Pineapple Drop Cookies
Pineapple Drop Cookies are cakey and moist with a mild, tropical flavor. They are very easy to make and a refreshing change from the standard chocolate chip. Give them a try!
PINEAPPLE DROP COOKIES
Who lives in a pineapple under the sea? Spongebob Squarepants!
Besides living with a family of Spongebob fans, I have a “pineapple” boy in the family. He loves pineapple and is always willing try any recipes involving pineapple. (And, while we’re talking about Spongebob, check out Lance’s blog posts on “Cursing” and “The Funko POP! Addiction.”)
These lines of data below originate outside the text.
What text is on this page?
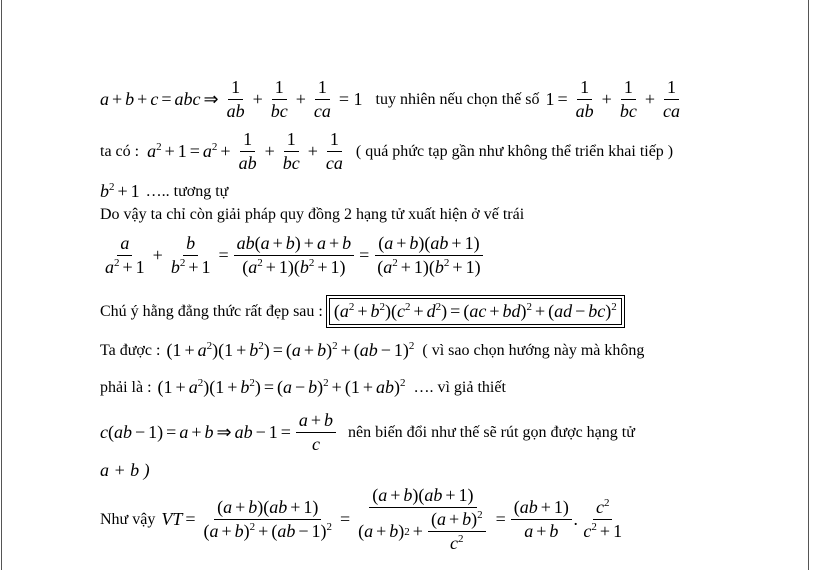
a + b + c = abc ⇒ $\frac{1}{ab} + \frac{1}{bc} + \frac{1}{ca} = 1$ tuy nhiên nếu chọn thế số $1 = \frac{1}{ab} + \frac{1}{bc} + \frac{1}{ca}$
ta có : $a^2 + 1 = a^2 + \frac{1}{ab} + \frac{1}{bc} + \frac{1}{ca}$ ( quá phức tạp gần như không thể triển khai tiếp )
$b^2 + 1$ ….. tương tự
Do vậy ta chỉ còn giải pháp quy đồng 2 hạng tử xuất hiện ở vế trái
$\frac{a}{a^2 + 1} + \frac{b}{b^2 + 1} = \frac{ab(a + b) + a + b}{(a^2 + 1)(b^2 + 1)} = \frac{(a + b)(ab + 1)}{(a^2 + 1)(b^2 + 1)}$
Chú ý hằng đẳng thức rất đẹp sau : $(a^2 + b^2)(c^2 + d^2) = (ac + bd)^2 + (ad - bc)^2$
Ta được : $(1 + a^2)(1 + b^2) = (a + b)^2 + (ab - 1)^2$ ( vì sao chọn hướng này mà không
phải là : $(1 + a^2)(1 + b^2) = (a - b)^2 + (1 + ab)^2$ …. vì giả thiết
c(ab − 1) = a + b ⇒ ab − $1 = \frac{a + b}{c}$ nên biến đổi như thế sẽ rút gọn được hạng tử
a + b )
Như vậy VT = $\frac{(a + b)(ab + 1)}{(a + b)^2 + (ab - 1)^2} = \frac{(a + b)(ab + 1)}{( a + b ) 2 + \frac{(a + b)^2}{c^2}} = \frac{(ab + 1)}{a + b}$ . $\frac{c^2}{c^2 + 1}$
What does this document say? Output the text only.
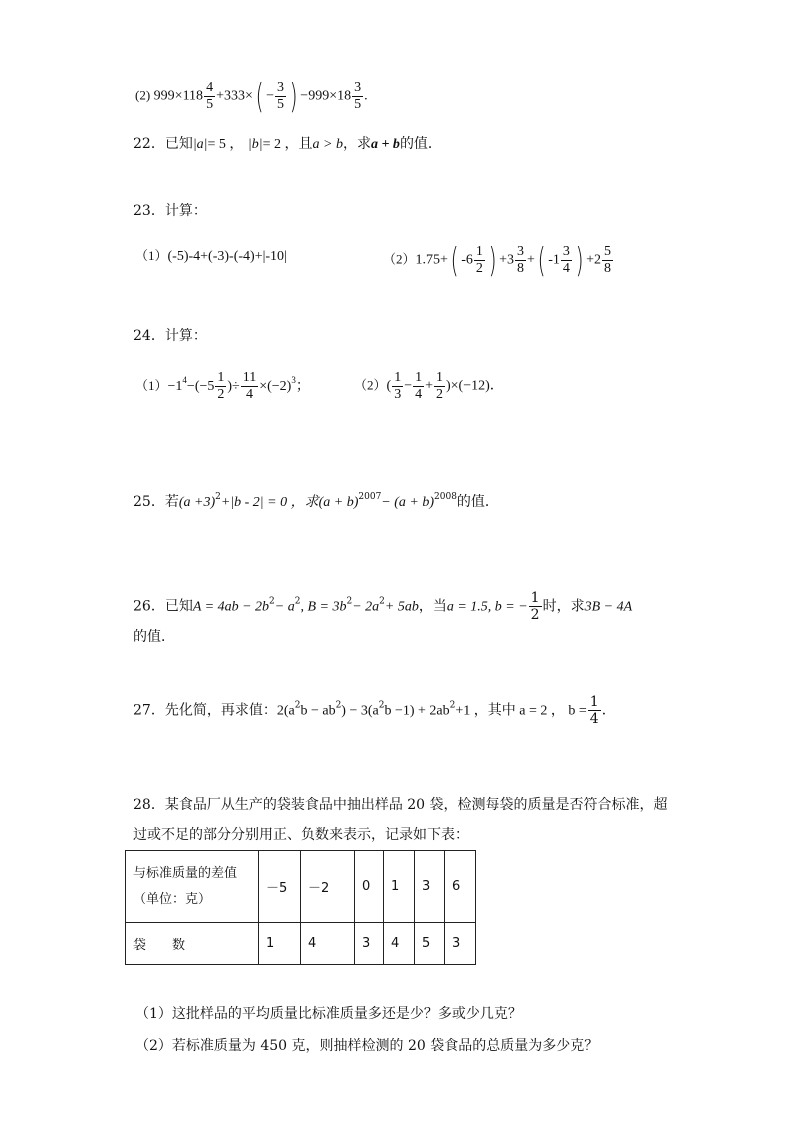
(2) $999\times 118 \frac{4}{5} +333\times( - \frac{3}{5}$ ) $-999\times 18 \frac{3}{5}$ .
22．已知|a|= 5 ， |b|= 2 ，且a > b，求a + b的值．
23．计算：
（1）(-5)-4+(-3)-(-4)+|-10|	（2）1.75+( $-6 \frac{1}{2}$ ) $+3 \frac{3}{8}$ +( $-1 \frac{3}{4}$ ) $+2 \frac{5}{8}$
24．计算：
$(1)-1^4-(-5 \frac{1}{2}$ )÷ $\frac{11}{4} \times(-2)^3$；	$(2)( \frac{1}{3} - \frac{1}{4} + \frac{1}{2} )\times(-12)$．
25．若$(a +3)^2+|b - 2| = 0$ ，求$(a + b)^{2007}- (a + b)^{2008}$的值．
26．已知$A = 4ab - 2b^2- a^2$, $B = 3b^2- 2a^2+ 5ab$，当a = 1.5, b = − $\frac{1}{2}$ 时，求3B − 4A
的值．
27．先化简，再求值：$2(a^2b - ab^2) - 3(a^2b -1) + 2ab^2+1$ ，其中 a = 2 ， $b = \frac{1}{4}$ ．
28．某食品厂从生产的袋装食品中抽出样品 20 袋，检测每袋的质量是否符合标准，超
过或不足的部分分别用正、负数来表示，记录如下表：
与标准质量的差值
（单位：克）	－5	－2	0	1	3	6
袋　　数	1	4	3	4	5	3
（1）这批样品的平均质量比标准质量多还是少？多或少几克？
（2）若标准质量为 450 克，则抽样检测的 20 袋食品的总质量为多少克？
PINEAPPLE DROP COOKIES CAKE-LIKE TEXTURE
The addition of crushed pineapple to the cookie dough makes it more like a thick batter. And you have to be careful to drain the crushed pineapple well so that there’s not too much juice in the batter. It’s also important to keep them on the pan for 5 minutes before removing them to a cooling rack. They need to “set” first, otherwise, they’ll fall apart.
The cookies don’t spread much as they bake. So, once they’re cool, they are chewy and soft with a mild pineapple flavor. Pineapple Drop Cookies are not that pretty and kind of remind me of a muffin top. But, if you like pineapple, you’ll like these.
- 1 c. granulated sugar
- 1 c. brown sugar
- 1/2 c. shortening
- 2 eggs
- 1 c. crushed pineapple, drain if too juicy
- 1 tsp. vanilla
- 3 c. all-purpose flour
- 1 tsp. baking soda
- 1/4 tsp. salt
- In a stand mixer, cream together the sugars and shortening. Add the eggs and beat until light and fluffy.
- Add the crushed pineapple and vanilla.
- Sift together the flour, baking soda, and salt. Slowly add to the above mixture. Mix well.
- Drop by spoonfuls onto silpat-lined cookie sheets.
- Bake for 10 minutes at 350 degrees.
- Let set for a couple of minutes on the cookie sheet before transferring to a baking rack to cool.